I read the book Collapse by Jared Diamond, which showed how cultures throughout history had come to an end as a result of using their environmental resources in unsustainable ways. The comparison to our modern culture is quite profound and eye-opening. Luckily, there is still time to avert the severe consequences of an environment collapse!
What can photographers do to minimize their impact on the environment?
I found a website called The Green Photographer, that has some ideas – mainly involving the 3 R’s – Reduce, Reuse, Recycle. Many of the ideas are applicable to any business or household, not just photography, and definitely worth implementing.
Some specific ideas for photographers:
- Use digital instead of film cameras
The environmental impact of digital versus film photography seems to fall in favour of digital photography, primarily because digital uses smaller amounts of less toxic chemicals. Most of the digital photographs will never be printed, and those that are printed typically use more environmentally friendly chemicals. In addition using less paper helps to save trees.
- Use digital proofing instead of print
To take advantage of the environmental benefits of digital photography, do not print until necessary. Use projection or monitors to view the proofs with clients.
- Digital photography uses more energy than film
Use rechargeable batteries as much as possible for the cameras and flash units.
- Recycle used ink and toner cartridges
- Recycle e-waste (for example old digital cameras, computers, cell phones, monitors)
- Reduce and offset your carbon footprint
Use online tools to calculate your carbon footprint and purchase carbon offsets.
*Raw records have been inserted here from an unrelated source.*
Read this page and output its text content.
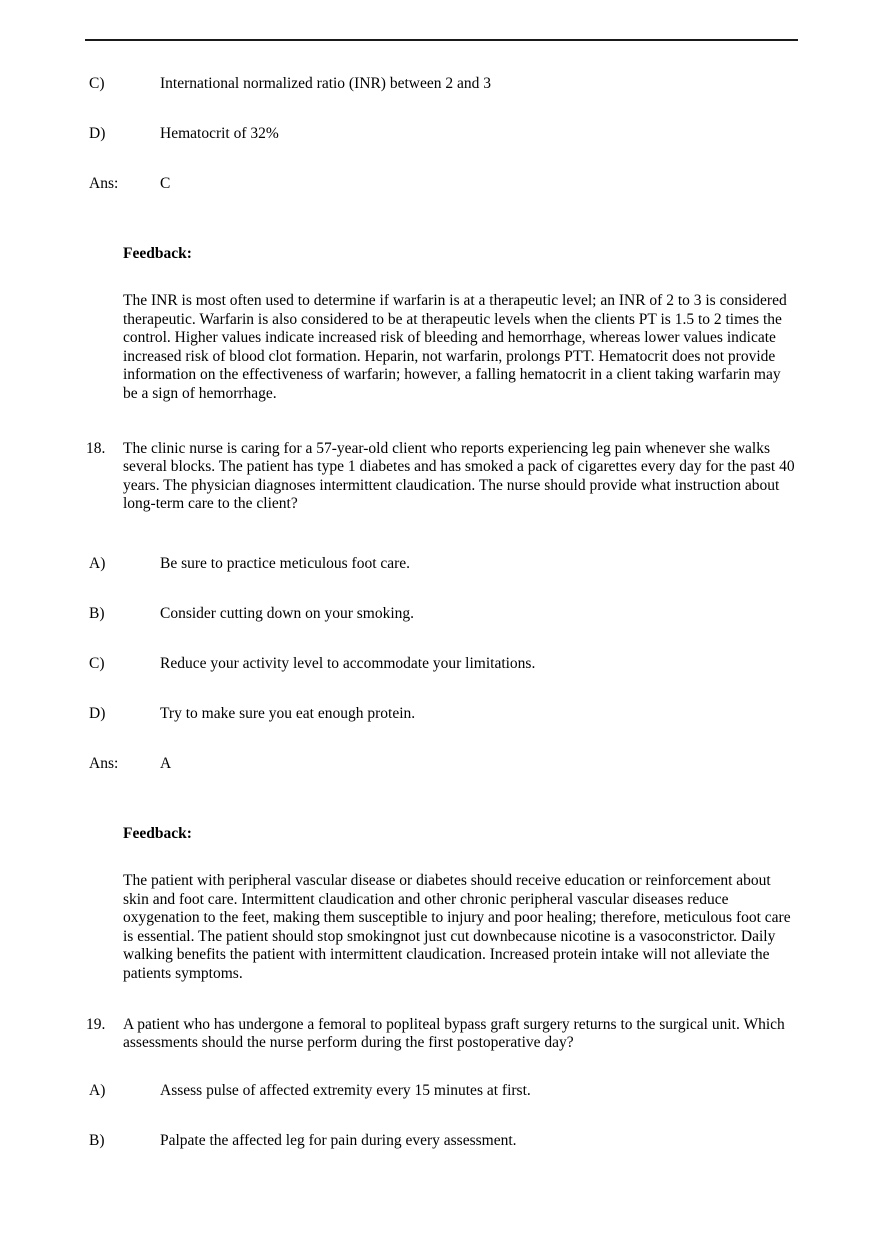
C)	International normalized ratio (INR) between 2 and 3
D)	Hematocrit of 32%
Ans:	C
Feedback:
The INR is most often used to determine if warfarin is at a therapeutic level; an INR of 2 to 3 is considered therapeutic. Warfarin is also considered to be at therapeutic levels when the clients PT is 1.5 to 2 times the control. Higher values indicate increased risk of bleeding and hemorrhage, whereas lower values indicate increased risk of blood clot formation. Heparin, not warfarin, prolongs PTT. Hematocrit does not provide information on the effectiveness of warfarin; however, a falling hematocrit in a client taking warfarin may be a sign of hemorrhage.
18.	The clinic nurse is caring for a 57-year-old client who reports experiencing leg pain whenever she walks several blocks. The patient has type 1 diabetes and has smoked a pack of cigarettes every day for the past 40 years. The physician diagnoses intermittent claudication. The nurse should provide what instruction about long-term care to the client?
A)	Be sure to practice meticulous foot care.
B)	Consider cutting down on your smoking.
C)	Reduce your activity level to accommodate your limitations.
D)	Try to make sure you eat enough protein.
Ans:	A
Feedback:
The patient with peripheral vascular disease or diabetes should receive education or reinforcement about skin and foot care. Intermittent claudication and other chronic peripheral vascular diseases reduce oxygenation to the feet, making them susceptible to injury and poor healing; therefore, meticulous foot care is essential. The patient should stop smokingnot just cut downbecause nicotine is a vasoconstrictor. Daily walking benefits the patient with intermittent claudication. Increased protein intake will not alleviate the patients symptoms.
19.	A patient who has undergone a femoral to popliteal bypass graft surgery returns to the surgical unit. Which assessments should the nurse perform during the first postoperative day?
A)	Assess pulse of affected extremity every 15 minutes at first.
B)	Palpate the affected leg for pain during every assessment.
The Go Carbon Neutral program has some excellent tools and advice.
- Use suppliers with carbon neutral and other sustainability programs
Check out your printers and paper suppliers to see what they are doing to reduce and offset carbon emissions and minimize their impact to the environment. If there are other suppliers doing a better job, bring your business to them instead.
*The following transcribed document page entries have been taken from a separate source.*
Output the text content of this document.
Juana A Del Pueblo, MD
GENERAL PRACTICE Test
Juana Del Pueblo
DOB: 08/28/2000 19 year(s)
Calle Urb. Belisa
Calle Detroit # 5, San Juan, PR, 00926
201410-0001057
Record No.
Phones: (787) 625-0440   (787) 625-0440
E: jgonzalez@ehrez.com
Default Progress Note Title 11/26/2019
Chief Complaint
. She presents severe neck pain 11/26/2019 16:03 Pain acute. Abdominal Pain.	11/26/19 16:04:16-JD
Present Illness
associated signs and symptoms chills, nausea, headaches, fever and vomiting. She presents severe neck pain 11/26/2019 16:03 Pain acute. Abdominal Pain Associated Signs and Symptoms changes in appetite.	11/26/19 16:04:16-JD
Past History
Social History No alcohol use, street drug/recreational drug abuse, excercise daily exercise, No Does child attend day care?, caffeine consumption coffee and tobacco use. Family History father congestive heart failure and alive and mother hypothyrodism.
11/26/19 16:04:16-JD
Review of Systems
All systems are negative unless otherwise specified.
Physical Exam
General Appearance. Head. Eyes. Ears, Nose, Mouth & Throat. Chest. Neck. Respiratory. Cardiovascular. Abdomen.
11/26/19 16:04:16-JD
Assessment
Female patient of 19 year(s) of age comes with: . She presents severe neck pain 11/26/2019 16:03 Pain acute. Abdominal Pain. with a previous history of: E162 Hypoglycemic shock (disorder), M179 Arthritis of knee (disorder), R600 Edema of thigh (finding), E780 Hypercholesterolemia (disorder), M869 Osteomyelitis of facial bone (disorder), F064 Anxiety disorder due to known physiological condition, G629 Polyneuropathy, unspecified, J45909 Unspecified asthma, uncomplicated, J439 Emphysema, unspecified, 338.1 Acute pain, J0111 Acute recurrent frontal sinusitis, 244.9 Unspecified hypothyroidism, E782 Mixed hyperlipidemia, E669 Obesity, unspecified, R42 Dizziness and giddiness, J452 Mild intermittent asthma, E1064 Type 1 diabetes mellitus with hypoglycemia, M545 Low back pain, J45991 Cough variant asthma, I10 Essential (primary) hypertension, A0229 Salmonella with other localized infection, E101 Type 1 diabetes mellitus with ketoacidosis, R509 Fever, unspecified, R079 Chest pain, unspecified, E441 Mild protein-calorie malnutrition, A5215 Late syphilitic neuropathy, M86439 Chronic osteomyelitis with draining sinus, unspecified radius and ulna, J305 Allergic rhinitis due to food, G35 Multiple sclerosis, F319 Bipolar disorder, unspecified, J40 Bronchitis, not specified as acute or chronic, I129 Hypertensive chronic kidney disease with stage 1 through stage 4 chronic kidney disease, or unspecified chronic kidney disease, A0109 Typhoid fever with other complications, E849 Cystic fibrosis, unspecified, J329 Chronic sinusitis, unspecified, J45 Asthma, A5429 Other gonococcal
Photographers can also play a role in educating people about environmental and green issues through their photos and images. These floating in trash images show environmental problems with a visual impact, as do these images of plastic pollution on the remote Pacific island of Midway by photographer Chris Jordan. Some other works by Chris Jordan help to picture the immense numbers involved in the creation of our environmental problems in a way that cannot be done in words.
It can be overwhelming and difficult to take action when you are one person or a small business and just a tiny part of the big environmental picture. However, every contribution makes a difference and the numbers can be turned around to benefit rather than harm the environment and contribute to long term sustainability.
If you have another tip for being an environmentally friendly photographer, please add it to the comment section. I’m sure there are many other ideas that I have missed!